In the context of our problem, identifying the correct structure of the alkyl halide is crucial, as it dictates the course of the reaction when treated with bases like potassium tertiary butoxide.

Elimination reactions involve the removal of two substituents from a molecule, forming a double bond. In organic chemistry, understanding elimination is key when dealing with alkyl halides reacting to form alkenes.
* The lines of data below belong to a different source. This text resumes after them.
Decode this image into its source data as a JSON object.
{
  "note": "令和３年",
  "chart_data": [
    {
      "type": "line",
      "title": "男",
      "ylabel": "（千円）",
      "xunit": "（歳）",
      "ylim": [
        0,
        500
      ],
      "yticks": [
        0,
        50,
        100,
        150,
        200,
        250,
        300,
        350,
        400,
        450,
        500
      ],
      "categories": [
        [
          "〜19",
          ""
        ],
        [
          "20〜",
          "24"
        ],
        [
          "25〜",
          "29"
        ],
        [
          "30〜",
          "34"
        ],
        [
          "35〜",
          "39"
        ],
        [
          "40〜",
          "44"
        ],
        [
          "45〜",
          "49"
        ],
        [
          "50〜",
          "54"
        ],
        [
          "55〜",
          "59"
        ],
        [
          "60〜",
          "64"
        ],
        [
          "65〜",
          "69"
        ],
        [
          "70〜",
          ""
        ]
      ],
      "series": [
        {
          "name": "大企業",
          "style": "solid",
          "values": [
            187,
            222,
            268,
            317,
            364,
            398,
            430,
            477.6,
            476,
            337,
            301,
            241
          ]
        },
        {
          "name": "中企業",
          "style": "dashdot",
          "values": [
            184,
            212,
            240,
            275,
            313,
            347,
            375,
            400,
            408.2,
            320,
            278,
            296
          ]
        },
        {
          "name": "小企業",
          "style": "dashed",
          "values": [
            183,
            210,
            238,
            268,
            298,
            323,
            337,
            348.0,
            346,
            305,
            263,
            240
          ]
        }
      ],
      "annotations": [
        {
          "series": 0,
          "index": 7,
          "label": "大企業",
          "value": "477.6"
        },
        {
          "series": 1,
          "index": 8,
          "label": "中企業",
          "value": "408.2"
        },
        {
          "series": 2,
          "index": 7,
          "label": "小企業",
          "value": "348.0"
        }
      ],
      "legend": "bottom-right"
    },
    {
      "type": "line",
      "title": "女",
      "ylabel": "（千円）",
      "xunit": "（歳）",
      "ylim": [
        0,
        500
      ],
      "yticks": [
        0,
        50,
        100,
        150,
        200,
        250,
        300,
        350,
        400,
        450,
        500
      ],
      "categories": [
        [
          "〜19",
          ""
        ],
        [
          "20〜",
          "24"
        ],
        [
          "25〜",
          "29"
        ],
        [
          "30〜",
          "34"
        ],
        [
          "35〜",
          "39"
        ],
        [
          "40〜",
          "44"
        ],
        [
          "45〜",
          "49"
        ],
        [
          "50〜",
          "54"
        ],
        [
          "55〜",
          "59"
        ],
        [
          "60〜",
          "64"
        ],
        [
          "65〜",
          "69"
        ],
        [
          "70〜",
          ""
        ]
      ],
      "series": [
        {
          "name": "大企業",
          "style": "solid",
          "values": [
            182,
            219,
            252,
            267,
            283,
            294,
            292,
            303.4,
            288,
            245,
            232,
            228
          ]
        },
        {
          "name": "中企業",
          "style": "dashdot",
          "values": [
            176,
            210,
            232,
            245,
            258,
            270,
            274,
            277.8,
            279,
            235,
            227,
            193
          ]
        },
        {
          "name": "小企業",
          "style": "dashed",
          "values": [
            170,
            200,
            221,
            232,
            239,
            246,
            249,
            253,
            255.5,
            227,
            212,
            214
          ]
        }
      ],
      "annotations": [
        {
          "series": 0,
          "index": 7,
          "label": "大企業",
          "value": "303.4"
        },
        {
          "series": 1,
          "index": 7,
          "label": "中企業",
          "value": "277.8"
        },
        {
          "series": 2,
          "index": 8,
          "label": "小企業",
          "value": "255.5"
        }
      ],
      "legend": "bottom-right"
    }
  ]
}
Here's how it applies to our exercise:

• The reaction of the alkyl halide (\( X \)) with a strong base like potassium tertiary butoxide can lead to elimination by the E2 mechanism.
• E2 elimination involves a single concerted step where the base abstracts a proton, and the leaving group (chlorine in this case) exits, forming an alkene.
• This results in the formation of isomeric alkenes (\( Y \) and \( Z \)), meaning they have the same formula but differ in the arrangement of atoms, specifically where the double bond is located.

Such reactions are influenced by the structure of \( X \). Here, a tertiary carbon makes elimination more favorable. Understanding the E2 mechanism helps us predict the formation of the alkenes from the starting alkyl halide.

Isomerism in organic chemistry involves compounds with the same molecular formula but different structural arrangements. There are different types of isomerism, and in this exercise, we focus on structural isomerism and its implications:

• Structural isomers \( Y \) and \( Z \), both derived from \( X \), share the formula \( \mathrm{C}_{6} \mathrm{H}_{12} \) but have different patterns of connectivity or structure.
• In the case of the problem, these structural isomers are likely different positional isomers where the position of the double bond within the carbon chain varies.
• Upon hydrogenation, both of these alkenes give 2,3-dimethylbutane, confirming their structural similarity in terms of carbon framework, despite differences in the double bond location.

Understanding isomerism is crucial to deducing the possible structural forms of \( Y \) and \( Z \) and confirming them as isomers of 2,3-dimethylbutene, each returning to the same alkane upon hydrogenation.